If like me you have a million things going through your head, cheat sheets can be an amazing bible to have to reference.

Take a look at this collection of commands.

Git config

Minimum configuration needed to get up and running

  • git config –global user.name NAME – set user name globally
  • git config –global user.email EMAIL – set user email globally
  • git config user.name || git config user.email – check saved info

Initiate a repository

  • git init – creates a git repository in the directory currently in

Commit a change

  • git commit -m “chg-00134 fixed bug in code” – commits the staging area giving them a specific id
  • git log – shows you all of the commits with details

Git stash you commit

Use git stash when you want to record the current state of the working directory and the index, but want to go back to a clean working directory. The command saves your local modifications away and reverts the working directory to match the HEAD commit.

  • git stash – clears the changes to the initial state (last commit) & creates a unique id for the current state
  • git stash apply – brings back the current state using git stash multiple times creates a list of stashes of all states with multiple ids
  • git stash list – shows all the stash (States) with their ID
  • git stash apply ID – ID will be the number , which state you want to go back to
  • git stash push -m “Your commit message” – used to give description to stash
  • git stash drop ID – used to remove a stash saved
  • git stash pop ID – applies the specific stash and removes it from history
  • git stash clear – removes all the stash history

Gitignore

A .gitignore file can be created where you can specify all the folders/files that should not be staged and committed. These are always language specific and project related, due to some projects creating custom artifacts locally that you do not want stored in your source control repository.

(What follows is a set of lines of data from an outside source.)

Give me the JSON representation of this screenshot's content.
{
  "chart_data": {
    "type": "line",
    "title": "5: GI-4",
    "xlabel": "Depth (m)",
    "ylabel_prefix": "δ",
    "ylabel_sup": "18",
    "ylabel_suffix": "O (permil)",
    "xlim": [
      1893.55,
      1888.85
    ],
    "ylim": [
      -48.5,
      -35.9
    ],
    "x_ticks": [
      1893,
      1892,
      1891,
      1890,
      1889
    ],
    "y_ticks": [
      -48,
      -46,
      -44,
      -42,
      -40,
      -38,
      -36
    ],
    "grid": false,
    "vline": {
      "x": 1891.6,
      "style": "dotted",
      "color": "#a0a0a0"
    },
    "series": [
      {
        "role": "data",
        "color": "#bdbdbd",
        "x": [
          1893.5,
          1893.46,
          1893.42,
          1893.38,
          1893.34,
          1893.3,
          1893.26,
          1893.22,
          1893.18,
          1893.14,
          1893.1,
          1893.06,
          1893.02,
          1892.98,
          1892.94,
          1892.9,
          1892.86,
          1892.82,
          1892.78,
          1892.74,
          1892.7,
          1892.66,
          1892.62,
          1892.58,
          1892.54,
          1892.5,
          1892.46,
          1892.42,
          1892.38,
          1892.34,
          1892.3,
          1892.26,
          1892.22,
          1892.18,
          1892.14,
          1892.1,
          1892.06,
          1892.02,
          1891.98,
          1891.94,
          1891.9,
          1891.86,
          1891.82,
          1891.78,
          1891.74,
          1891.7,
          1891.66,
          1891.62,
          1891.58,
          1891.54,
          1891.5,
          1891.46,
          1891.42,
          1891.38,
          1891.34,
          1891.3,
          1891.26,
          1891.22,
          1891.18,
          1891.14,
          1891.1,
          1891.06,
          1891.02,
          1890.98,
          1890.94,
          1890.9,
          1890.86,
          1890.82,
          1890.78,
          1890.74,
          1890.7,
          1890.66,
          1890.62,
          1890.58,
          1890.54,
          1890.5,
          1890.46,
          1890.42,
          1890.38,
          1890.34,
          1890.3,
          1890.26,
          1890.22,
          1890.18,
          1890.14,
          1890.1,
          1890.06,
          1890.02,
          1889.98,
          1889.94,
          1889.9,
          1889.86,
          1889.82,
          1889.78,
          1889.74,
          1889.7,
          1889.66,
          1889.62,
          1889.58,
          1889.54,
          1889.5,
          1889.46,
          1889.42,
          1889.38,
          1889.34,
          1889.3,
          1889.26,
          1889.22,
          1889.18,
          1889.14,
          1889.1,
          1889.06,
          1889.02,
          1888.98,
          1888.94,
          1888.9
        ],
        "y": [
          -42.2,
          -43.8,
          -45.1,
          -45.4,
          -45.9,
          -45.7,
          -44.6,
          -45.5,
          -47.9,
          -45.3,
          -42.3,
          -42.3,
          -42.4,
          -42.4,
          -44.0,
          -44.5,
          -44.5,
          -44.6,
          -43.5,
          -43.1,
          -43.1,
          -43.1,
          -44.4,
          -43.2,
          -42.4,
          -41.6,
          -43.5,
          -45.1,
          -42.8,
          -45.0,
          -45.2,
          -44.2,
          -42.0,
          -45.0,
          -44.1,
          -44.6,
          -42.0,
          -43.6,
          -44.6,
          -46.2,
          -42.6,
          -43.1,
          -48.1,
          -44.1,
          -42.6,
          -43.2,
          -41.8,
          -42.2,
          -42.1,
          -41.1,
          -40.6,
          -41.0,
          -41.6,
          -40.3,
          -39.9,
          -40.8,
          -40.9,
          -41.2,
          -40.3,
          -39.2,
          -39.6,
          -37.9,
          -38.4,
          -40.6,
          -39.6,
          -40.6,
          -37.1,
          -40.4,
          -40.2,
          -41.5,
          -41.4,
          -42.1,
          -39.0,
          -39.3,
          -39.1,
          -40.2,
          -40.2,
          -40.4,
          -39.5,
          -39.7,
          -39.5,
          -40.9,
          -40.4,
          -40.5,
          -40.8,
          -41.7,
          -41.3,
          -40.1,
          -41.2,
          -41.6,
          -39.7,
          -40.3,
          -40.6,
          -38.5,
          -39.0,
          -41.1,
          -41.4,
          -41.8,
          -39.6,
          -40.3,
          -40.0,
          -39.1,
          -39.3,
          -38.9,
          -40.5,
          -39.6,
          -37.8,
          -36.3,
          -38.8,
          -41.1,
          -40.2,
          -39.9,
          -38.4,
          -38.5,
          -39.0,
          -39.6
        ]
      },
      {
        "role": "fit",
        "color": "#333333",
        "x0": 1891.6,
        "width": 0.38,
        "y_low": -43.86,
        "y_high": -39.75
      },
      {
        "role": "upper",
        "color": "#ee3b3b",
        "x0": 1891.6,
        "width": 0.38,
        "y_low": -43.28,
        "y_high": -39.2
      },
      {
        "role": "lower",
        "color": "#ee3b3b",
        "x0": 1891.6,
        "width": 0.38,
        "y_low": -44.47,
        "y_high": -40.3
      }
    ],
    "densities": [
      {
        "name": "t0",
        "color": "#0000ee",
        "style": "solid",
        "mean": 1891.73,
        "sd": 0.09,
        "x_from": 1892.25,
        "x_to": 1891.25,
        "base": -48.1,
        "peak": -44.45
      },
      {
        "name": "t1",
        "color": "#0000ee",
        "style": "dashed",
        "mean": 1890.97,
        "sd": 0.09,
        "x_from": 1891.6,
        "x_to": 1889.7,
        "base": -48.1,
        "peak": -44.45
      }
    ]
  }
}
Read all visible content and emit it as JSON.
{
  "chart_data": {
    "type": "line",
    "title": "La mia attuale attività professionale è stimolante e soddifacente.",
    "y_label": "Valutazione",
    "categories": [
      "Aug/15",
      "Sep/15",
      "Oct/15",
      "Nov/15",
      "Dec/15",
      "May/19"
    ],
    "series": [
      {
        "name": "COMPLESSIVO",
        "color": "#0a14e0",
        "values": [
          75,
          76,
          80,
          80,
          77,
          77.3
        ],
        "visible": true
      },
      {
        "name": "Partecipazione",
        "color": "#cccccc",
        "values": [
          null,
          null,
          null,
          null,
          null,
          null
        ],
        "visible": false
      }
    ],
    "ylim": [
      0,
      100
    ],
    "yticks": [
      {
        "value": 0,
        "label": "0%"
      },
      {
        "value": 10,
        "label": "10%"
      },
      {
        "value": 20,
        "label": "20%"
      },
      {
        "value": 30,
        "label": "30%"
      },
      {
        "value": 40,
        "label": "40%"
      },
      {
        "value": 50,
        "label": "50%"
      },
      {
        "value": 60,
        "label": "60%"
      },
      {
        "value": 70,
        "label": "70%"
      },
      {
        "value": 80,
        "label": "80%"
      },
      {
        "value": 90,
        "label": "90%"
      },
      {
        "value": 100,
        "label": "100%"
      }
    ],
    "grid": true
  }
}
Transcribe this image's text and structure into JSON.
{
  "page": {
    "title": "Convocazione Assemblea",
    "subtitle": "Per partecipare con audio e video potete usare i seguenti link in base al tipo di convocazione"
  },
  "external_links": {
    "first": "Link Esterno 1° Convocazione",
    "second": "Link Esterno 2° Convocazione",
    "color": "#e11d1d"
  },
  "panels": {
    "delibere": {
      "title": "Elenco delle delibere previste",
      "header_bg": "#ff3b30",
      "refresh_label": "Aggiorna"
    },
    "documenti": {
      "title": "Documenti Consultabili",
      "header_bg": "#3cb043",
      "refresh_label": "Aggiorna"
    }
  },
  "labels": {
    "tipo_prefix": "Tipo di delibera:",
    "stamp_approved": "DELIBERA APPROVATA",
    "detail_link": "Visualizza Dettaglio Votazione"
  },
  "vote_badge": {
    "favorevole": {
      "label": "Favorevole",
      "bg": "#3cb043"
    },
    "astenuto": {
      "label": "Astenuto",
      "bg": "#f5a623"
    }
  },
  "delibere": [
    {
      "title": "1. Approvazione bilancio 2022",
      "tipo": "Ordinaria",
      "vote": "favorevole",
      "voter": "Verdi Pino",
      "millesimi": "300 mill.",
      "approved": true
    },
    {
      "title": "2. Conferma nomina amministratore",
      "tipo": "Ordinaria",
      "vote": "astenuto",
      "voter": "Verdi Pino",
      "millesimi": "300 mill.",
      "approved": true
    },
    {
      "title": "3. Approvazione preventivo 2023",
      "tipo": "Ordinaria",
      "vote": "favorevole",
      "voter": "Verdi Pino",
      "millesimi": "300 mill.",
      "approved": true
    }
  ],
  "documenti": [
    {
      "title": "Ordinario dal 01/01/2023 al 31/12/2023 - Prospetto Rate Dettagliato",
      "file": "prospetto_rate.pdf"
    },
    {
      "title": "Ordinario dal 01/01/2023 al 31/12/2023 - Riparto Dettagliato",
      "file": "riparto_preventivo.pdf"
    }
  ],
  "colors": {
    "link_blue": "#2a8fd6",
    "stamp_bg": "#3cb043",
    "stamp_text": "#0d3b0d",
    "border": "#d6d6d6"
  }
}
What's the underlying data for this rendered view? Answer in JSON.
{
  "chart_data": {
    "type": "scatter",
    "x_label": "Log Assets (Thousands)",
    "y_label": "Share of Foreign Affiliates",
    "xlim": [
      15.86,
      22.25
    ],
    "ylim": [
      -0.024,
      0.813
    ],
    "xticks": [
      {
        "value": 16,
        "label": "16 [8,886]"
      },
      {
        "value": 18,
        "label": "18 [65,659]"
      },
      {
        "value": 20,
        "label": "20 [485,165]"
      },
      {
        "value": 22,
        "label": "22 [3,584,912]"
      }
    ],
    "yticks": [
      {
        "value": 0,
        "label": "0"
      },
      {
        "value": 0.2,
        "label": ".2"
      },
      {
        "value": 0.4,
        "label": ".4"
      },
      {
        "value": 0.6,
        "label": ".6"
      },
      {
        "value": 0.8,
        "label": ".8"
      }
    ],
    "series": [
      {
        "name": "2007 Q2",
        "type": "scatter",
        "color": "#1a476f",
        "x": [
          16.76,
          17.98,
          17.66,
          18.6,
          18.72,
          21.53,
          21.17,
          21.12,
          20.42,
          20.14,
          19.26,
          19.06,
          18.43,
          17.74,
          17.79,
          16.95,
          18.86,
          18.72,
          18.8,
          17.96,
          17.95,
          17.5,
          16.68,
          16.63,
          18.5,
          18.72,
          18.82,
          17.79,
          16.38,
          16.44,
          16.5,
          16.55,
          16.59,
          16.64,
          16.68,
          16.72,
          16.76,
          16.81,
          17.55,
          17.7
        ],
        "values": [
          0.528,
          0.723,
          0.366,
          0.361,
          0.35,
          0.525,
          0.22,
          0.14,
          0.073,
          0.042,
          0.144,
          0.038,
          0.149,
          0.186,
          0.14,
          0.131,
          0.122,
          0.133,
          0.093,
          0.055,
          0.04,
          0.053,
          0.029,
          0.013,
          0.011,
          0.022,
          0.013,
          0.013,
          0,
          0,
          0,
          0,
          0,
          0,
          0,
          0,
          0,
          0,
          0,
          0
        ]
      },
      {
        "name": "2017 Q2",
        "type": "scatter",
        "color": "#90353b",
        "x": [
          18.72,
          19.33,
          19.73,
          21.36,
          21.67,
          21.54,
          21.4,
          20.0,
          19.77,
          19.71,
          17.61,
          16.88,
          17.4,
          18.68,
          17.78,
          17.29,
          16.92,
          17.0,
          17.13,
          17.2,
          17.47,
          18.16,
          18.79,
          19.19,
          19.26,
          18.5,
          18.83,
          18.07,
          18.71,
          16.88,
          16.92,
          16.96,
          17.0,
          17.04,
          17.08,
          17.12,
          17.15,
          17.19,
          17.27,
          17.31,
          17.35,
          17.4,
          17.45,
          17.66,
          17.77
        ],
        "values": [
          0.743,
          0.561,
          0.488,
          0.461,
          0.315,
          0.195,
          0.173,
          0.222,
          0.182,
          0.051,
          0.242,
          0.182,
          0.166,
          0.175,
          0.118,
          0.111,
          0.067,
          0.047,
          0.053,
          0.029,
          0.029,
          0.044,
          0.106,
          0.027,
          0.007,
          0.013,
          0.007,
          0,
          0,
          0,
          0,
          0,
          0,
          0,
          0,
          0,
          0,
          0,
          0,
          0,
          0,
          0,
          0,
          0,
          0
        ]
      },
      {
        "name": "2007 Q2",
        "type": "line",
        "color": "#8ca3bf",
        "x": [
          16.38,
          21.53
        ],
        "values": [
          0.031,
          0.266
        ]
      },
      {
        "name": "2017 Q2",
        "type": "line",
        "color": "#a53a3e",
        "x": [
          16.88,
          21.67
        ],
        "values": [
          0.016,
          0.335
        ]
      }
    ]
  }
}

  • Git Ignore Generator – try this tool to get you started. Github can generate similar files for you when you create a repository using the web console.

Git branches

A branch in Git is simply a lightweight movable pointer to one of these commits. The default branch name in Git is master . As you start making commits, you’re given a master branch that points to the last commit you made. Every time you commit, the master branch pointer moves forward automatically.

  • git branch branch_name – to create a new branch
  • git branch -a – to list all the branches
  • git checkout branch_name – to shift to the other branch
  • git branch -d branch_name – to delete the branch only when it has been merged
  • git branch -D branch_name – to delete the branch (even if not merged to master)
  • git checkout -b branch_name – to create and shift to a new branch at once

Merging

Merging is Git’s way of putting a forked history back together again. The git merge command lets you take the independent lines of development created by git branch and integrate them into a single branch. Note that all of the commands presented below merge into the current branch.

  • git merge branchname – this will merge the branch to master (all commits show in master)
  • git merge –squash branchname – this will merge the branch to master (only the commit after merge is shown in master)

Github create a repository

  • Create a new repo on Github and copy the URL
  • Now push your code to it with
  • git push git_url master – pushing code of master branch (to push all branches replace master with –all)
  • creating an alias to not always type URL
  • git remote add origin git_url – origin can be name of anything else, but origin is the word most commonly used
  • git push origin master – to push code to using alias
  • git push -u origin master – pushes and starts tracking the branch (u don’t need to specify it again , ex. if pulling)
  • git clone git_url – will copy the repo to current directory and also add the origin alias by default
  • git remote -v – to check all the aliases made

A tip for managing your Github and git repositories is to utilise great tools such as Visual Studio Code (which is free), which has fantastic source code management integration if you struggle to remember all the commands mentioned above.